Current assessments of college value in the United States fall short of centering race in their measurements if they do not account for the unique economic conditions of racially marginalized students before, during, and after they leave college, states a new report from The Institute for College Access & Success. Commonly used economic indicators, such as earnings and debt, are incomplete measures of college value for communities of color. Wider societal issues like structural racism cascade into inequities in college affordability and outcomes but are often left out of college value discussions.
In January 2023, TICAS introduced a new metric, “Race and Economic Mobility,” or REM, capturing economic outcomes by colleges’ compositions (or shares) of racially marginalized students. Using data from the College Scorecard, TICAS found that students who attended colleges serving greater shares of racially marginalized students earned less income 10 years after graduation than their peers from colleges with smaller shares of students of color. Even more alarming, at colleges serving the largest shares of Black students, borrowers owed more in student loans a decade after starting repayment than they originally borrowed. The REM metric is specifically designed to show how economic mobility differs by race and offers a more accurate assessment of the true value of a college education.
This report compares median earnings, the percentage of debt owed, and share of completers with an earnings premium at HSIs versus non-HSIs. Among the findings:
- Students from two-year HSIs earned nearly 11% more than their peers who attended non-HSIs, and students from four-year HSIs had comparable earnings to their peers who attended non-HSIs.
- Borrowers from four-year HSIs owed a higher share of their original loan balances a decade after entering repayment than borrowers who attended non-HSIs.
- Both two-year and four-year HSIs had similar shares of completers with an earnings premium compared to two-year and four-year non-HSIs.
- Despite having fewer resources, our findings suggest that HSIs provide students with similar wages and similar shares of completers with an earnings premium compared to non-HSIs. However, borrowers from both two- and four-year HSIs owed at least 80 percent of their original student loan balances, consistent with previous research about Latinx borrowers struggling to pay down debt.
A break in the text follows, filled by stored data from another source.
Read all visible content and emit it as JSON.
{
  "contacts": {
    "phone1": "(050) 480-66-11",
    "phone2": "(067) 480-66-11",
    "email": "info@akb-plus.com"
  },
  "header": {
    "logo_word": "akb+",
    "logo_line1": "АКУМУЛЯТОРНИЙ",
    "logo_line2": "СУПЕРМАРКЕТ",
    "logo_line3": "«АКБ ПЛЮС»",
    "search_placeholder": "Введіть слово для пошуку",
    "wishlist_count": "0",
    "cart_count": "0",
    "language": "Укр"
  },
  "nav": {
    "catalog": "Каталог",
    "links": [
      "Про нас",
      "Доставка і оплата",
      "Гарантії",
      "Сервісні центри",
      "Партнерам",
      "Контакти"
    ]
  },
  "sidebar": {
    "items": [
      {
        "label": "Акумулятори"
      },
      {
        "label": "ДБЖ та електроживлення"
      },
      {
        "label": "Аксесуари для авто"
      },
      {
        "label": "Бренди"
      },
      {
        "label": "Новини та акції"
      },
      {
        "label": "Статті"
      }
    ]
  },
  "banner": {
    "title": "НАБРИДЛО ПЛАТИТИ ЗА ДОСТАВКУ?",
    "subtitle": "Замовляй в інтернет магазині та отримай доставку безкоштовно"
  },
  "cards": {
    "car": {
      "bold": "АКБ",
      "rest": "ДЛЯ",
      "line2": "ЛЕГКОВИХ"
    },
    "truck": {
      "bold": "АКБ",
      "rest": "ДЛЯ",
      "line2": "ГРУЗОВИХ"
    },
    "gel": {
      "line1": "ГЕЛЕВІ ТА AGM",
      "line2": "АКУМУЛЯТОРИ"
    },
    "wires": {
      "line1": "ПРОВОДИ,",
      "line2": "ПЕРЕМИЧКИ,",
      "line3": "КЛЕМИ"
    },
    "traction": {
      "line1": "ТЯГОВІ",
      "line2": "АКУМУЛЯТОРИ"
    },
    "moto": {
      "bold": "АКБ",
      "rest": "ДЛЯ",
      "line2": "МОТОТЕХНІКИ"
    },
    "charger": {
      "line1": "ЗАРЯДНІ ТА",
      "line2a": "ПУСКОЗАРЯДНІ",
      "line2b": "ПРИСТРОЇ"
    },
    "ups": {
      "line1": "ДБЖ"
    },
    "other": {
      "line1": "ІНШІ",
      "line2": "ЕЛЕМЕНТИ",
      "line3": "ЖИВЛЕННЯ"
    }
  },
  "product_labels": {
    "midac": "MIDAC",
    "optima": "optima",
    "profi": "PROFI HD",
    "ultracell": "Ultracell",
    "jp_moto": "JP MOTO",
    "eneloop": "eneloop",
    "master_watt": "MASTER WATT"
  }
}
- HSIs play an important role in providing a pathway to higher education for Latinx students, but some colleges that attain this designation do not always center the needs of Latinx students—understating the importance of how HSIs must equitably serve the very population that makes them eligible. The findings reflect, in part, a pattern of federal and state under- and divestment in colleges serving large shares of racially marginalized students.